Serb Prisoners and Organ Stripping
9:14amCarla del Ponte's new book alleges that some hundreds of Serb prisoners were held and then stripped of their organs for the transplant trade.
Serb prisoners had their internal organs removed and sold by ethnic Albanians during the Kosovo war, according to allegations in a new book by the world's best known war crimes prosecutor.
Carla Del Ponte, who stepped down in January as chief prosecutor at the Hague tribunal for crimes committed in the Balkan wars of the 1990s, said investigators found a house suspected of being a laboratory for the illegal trade.
It's worth noting that this most certainly is not first hand information, not even second hand to Ms. del Ponte.
In fact, it's rumour, without much supporting evidence. A Fistful of Euros had a look at the book and the claim before it was published. The sceptical part that made sense to me was this:
Five, organ-legging is… well, let’s say it’s also pretty unlikely. Albania has a pretty primitive medical infrastructure even today. In 1999 it was much worse. Now, in theory you wouldn’t need much to get organs out of someone: a good doctor, a couple of assistants, and some basic equipment would do it. The problem is, once you have the organs out the clock starts ticking. Some bits keep better than others — corneas can last for days — but for kidneys, lungs or a heart you’re talking less than 24 hours, even with freezing and preservatives, before it’s just so much bad meat. This is why organlegging isn’t a major threat around the world. Good fresh organs are worth a lot, and there are probably plenty of evil people who’d be willing to kidnap folks and cut them up. But it’s that last leg that’s the kicker.
In developed countries, there’s a whole infrastructure for moving fresh organs around fast fast fast. In Albania… umm.

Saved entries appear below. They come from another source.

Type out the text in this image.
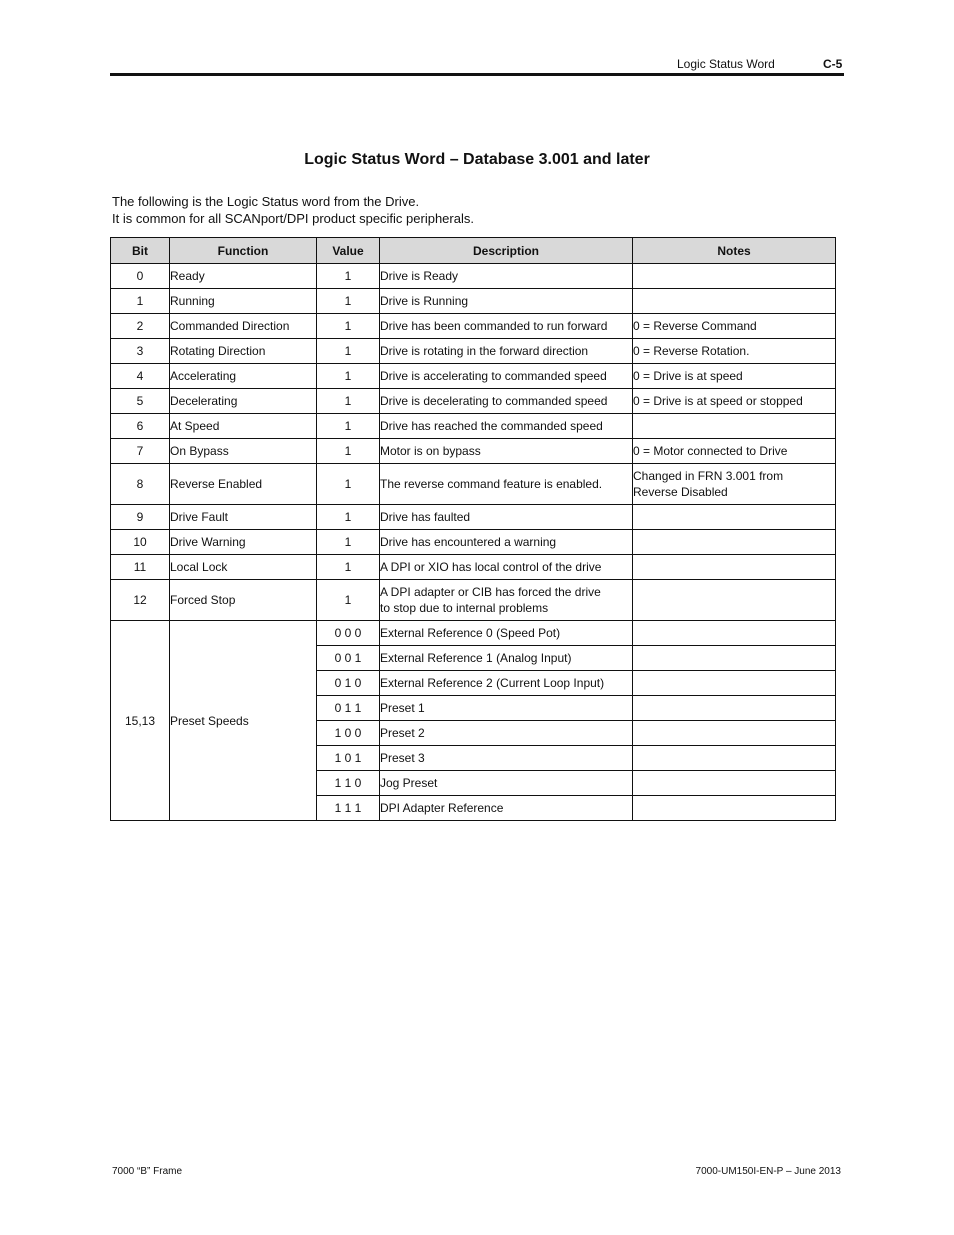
Logic Status Word	C-5
Logic Status Word – Database 3.001 and later
The following is the Logic Status word from the Drive.
It is common for all SCANport/DPI product specific peripherals.
Bit	Function	Value	Description	Notes
0	Ready	1	Drive is Ready	
1	Running	1	Drive is Running	
2	Commanded Direction	1	Drive has been commanded to run forward	0 = Reverse Command
3	Rotating Direction	1	Drive is rotating in the forward direction	0 = Reverse Rotation.
4	Accelerating	1	Drive is accelerating to commanded speed	0 = Drive is at speed
5	Decelerating	1	Drive is decelerating to commanded speed	0 = Drive is at speed or stopped
6	At Speed	1	Drive has reached the commanded speed	
7	On Bypass	1	Motor is on bypass	0 = Motor connected to Drive
8	Reverse Enabled	1	The reverse command feature is enabled.	Changed in FRN 3.001 from
Reverse Disabled

9	Drive Fault	1	Drive has faulted	
10	Drive Warning	1	Drive has encountered a warning	
11	Local Lock	1	A DPI or XIO has local control of the drive	
12	Forced Stop	1	A DPI adapter or CIB has forced the drive
to stop due to internal problems	

15,13	Preset Speeds	0 0 0	External Reference 0 (Speed Pot)	
		0 0 1	External Reference 1 (Analog Input)	
		0 1 0	External Reference 2 (Current Loop Input)	
		0 1 1	Preset 1	
		1 0 0	Preset 2	
		1 0 1	Preset 3	
		1 1 0	Jog Preset	
		1 1 1	DPI Adapter Reference	
7000 “B” Frame	7000-UM150I-EN-P – June 2013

However evil and vile you want to make out the KLA to be, there simply wasn't any point in them trying this tactic: there would be no benefit to them of doing so. But then I admit, I'm prone to using economic incentives as a way of explaining things that people will or will not do.
In a way, the truth of it all doesn't actually matter:
And in a way it doesn’t matter. The story has already entered Serbia’s mass consciousness; a large minority of Serbs have completely accepted it, and many more are at least affected by it. (Well, surely something horrible happened there…) The already poisonous atmosphere has become some small bit more envenomed.
I'm desperately racking my brains to remember whose series of sci-fi novels contains this dystopia of having a bank of prisoners used as an organ bank. I want to say either Fred Hoyle or Jerry Pournelle but a quick look at lists of their books doesn't strike a spark.
Anyone remember? I'm certainly not trying to say that the novel (s) sparked the meme, just to point out that it's a story that has been thought up before.






Robert Hale
April 11th, 2008 12:40pm Report this commentLarry Niven wrote stories in his "known space" series about a society where people guilty of almost any infraction - including tax evasion and speeding - were 'broken up' for the organ banks. See his Gil The Arm stories and the novel A Gift From Earth.